Abstract
Background: Maintaining appropriate brain blood flow is vital to supplying oxygen and energy substrates, and removing metabolic by-products (carbon dioxide and heat). However, high body temperature results in hyperventilation, which lowers blood carbon dioxide levels thereby constricting cerebral blood vessels and reducing flow. This exacerbates brain temperature as metabolism (thus heat production) continues at the same rate. High core (especially brain) temperature is considered the main cause of heat tolerance. Accordingly, initial core temperature is known to influence heat tolerance. Core temperature increases by ~0.5 °C across the day and the menstrual cycle but whether these regulated variations affect heat tolerance, cerebrovascular or respiratory control in uncompensable exercise heat stress remains unknown. Furthermore, research into exercise heat tolerance typically excludes the opportunity for behavioural thermoregulation, which is the most effective means of controlling core temperature. Behavioural thermoregulation is driven by thermal discomfort, which may be a key confounding factor (e.g., affect hyperventilation or motivation). Therefore, the mechanisms that drive heat tolerance remain unknown; leading us to question the effect behavioural thermoregulation has on heat tolerance.

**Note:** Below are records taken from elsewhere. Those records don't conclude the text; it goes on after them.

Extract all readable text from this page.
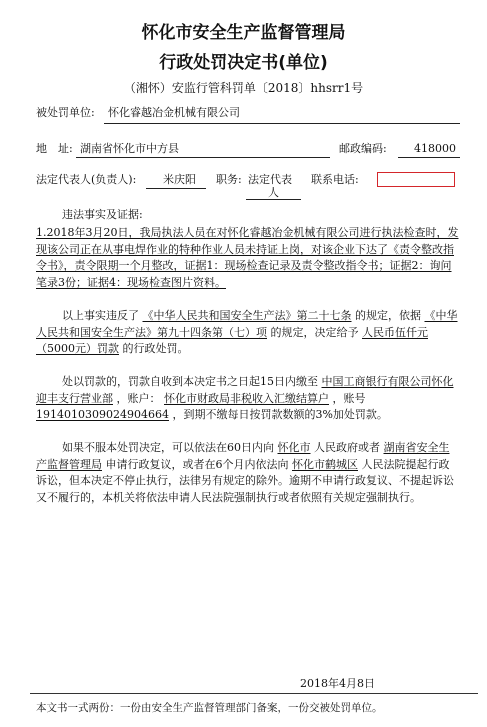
怀化市安全生产监督管理局
行政处罚决定书(单位)
（湘怀）安监行管科罚单〔2018〕hhsrr1号
被处罚单位: 怀化睿越冶金机械有限公司
地　址: 湖南省怀化市中方县	邮政编码: 418000
法定代表人(负责人): 米庆阳 职务: 法定代表
人
联系电话:
违法事实及证据:

1.2018年3月20日，我局执法人员在对怀化睿越冶金机械有限公司进行执法检查时，发现该公司正在从事电焊作业的特种作业人员未持证上岗，对该企业下达了《责令整改指令书》，责令限期一个月整改，证据1：现场检查记录及责令整改指令书；证据2：询问笔录3份；证据4：现场检查图片资料。

以上事实违反了 《中华人民共和国安全生产法》第二十七条 的规定，依据 《中华人民共和国安全生产法》第九十四条第（七）项 的规定，决定给予 人民币伍仟元（5000元）罚款 的行政处罚。

处以罚款的，罚款自收到本决定书之日起15日内缴至 中国工商银行有限公司怀化迎丰支行营业部 ，账户： 怀化市财政局非税收入汇缴结算户 ，账号 1914010309024904664 ，到期不缴每日按罚款数额的3%加处罚款。

如果不服本处罚决定，可以依法在60日内向 怀化市 人民政府或者 湖南省安全生产监督管理局 申请行政复议，或者在6个月内依法向 怀化市鹤城区 人民法院提起行政诉讼，但本决定不停止执行，法律另有规定的除外。逾期不申请行政复议、不提起诉讼又不履行的，本机关将依法申请人民法院强制执行或者依照有关规定强制执行。

2018年4月8日
本文书一式两份：一份由安全生产监督管理部门备案，一份交被处罚单位。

Aim: To assess (i) how diurnal changes in core temperature affect heat tolerance, cerebrovascular and respiratory control; (ii) what mechanisms (physiological, psychological or both) drive heat tolerance; and (iii) whether these responses show a sex effect. It was hypothesised that (i) thermal perceptions, ventilatory and cerebrovascular responses to exercise heat stress would be worse in the afternoon; (ii) improved perception of thermal discomfort would alleviate ventilatory and cerebrovascular responses; and (iii) physiological and perceptual responses would be more severe in females.

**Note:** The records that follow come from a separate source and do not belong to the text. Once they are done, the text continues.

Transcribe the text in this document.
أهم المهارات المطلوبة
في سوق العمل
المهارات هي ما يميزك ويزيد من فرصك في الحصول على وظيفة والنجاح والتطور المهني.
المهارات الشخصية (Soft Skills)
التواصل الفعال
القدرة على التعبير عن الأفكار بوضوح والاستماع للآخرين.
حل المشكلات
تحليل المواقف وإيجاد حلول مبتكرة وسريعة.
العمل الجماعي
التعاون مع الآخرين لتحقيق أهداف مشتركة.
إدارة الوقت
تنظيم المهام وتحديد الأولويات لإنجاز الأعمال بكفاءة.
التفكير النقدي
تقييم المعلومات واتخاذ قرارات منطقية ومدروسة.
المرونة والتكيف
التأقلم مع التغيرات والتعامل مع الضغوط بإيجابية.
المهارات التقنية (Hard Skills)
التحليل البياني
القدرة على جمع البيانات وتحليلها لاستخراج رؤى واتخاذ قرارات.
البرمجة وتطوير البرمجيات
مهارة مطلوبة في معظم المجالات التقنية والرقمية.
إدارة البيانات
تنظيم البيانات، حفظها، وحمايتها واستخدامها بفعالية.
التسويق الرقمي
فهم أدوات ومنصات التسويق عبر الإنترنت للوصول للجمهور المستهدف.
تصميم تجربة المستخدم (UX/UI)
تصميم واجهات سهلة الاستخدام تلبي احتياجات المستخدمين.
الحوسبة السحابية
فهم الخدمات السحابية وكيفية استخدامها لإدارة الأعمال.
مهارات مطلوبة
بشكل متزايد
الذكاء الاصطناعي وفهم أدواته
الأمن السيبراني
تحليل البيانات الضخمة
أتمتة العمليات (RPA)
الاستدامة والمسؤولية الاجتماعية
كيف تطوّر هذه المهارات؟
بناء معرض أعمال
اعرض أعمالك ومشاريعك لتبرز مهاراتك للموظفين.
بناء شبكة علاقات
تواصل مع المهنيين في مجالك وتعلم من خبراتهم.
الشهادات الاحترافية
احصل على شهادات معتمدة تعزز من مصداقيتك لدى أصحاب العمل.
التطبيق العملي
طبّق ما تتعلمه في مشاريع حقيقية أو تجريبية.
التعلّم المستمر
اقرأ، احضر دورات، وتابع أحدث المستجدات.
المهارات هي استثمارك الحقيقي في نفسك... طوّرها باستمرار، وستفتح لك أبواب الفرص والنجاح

Methods: Thirteen healthy, aerobically fit volunteers (seven females) undertook semi-recumbent cycling (25% work rate max) wearing a water-perfused suit (~48 °C) until volitional exhaustion on three occasions; once in the morning (AM) and twice in the afternoon. One afternoon was without (PM) and with a misting fan (PM+Fan), under the participant’s control, provided to improve thermal comfort. Core (rectal; Tc) and skin temperature (Tsk), heart rate, blood pressure, ventilation and relevant perceptions were measured each 0.25 °C rise in Tc, with additional measurements of non-invasive intracranial pressure (nICP), internal carotid artery blood flow (ICA), and respiratory function at larger intervals.
Results: Baseline Tc was 0.35 °C lower in the AM vs PM (95% Cl: -0.55, -0.16; p=0.0001) but tolerance Tc was not different (39.10 ± 0.71, 39.11 ± 0.50; p=0.947), and thus the rise in Tc was greater in the AM (95% Cl: 0.0001, 0.80; p=0.047). Tolerance Tc was not different in the PM+Fan (vs PM, 95% Cl: -0.44, 0.24; p=0.764). Females’ baseline and tolerance Tc were not different to the males across the three conditions (baseline difference <0.17 °C, tolerance difference <0.54; p>0.35). The ICA (mL/min) was not different between the AM and PM (95% Cl: -89, 62; p=0.904), decreased 5% more so in the PM+Fan (vs PM, 95% Cl: 0.4, 148.6; p=0.049). The ICA flow was not different between males and females (p=0.476). The change in nICP from baseline to tolerance was not different across conditions (time p=0.545; interaction p=0.887) or between males and females (p=0.499). The ventilation response to increasing Tc was not different across conditions (9.8-12.4 L/min/°C; p>0.148). Thermal discomfort (TD) responses to increasing Tc were not different between AM (4 ± 3 a.u/°C) and PM (4 ± 2 a.u/°C; p=0.537) or with the PM+Fan (4 ± 1 a.u/°C; p= 0.098) but the modelled Tc threshold for onset of TD was 0.23 °C higher in the PM than the AM. Sex showed no difference to physiological measures but thermal sensation (TS), feeling scale (FS) and rate of perceived exertion (RPE) slopes were less severe in females (p<0.032) in the PM+Fan compared to males.
Conclusions: Maximal core temperature attained, rather than the relative change in temperature, dictated tolerance during uncompensable exercise heat stress, i.e., thermal reserve was greater in the morning. In contrast to hypothesis (i), thermal perceptions, ventilatory and cerebrovascular responses were not different in the afternoon. Hypothesis (ii), that the addition of behavioural thermoregulation would improve perception of comfort, was not supported. However, behavioural thermoregulation may alleviate the severity of the heat-induced respiratory responses in a minority of individuals. In contrast to hypothesis (iii), sex had no effect on cardiorespiratory or cerebrovascular variables but perceptual responses (i.e. TS, FS and RPE) in females were less severe than males in the presence of behavioural thermoregulation.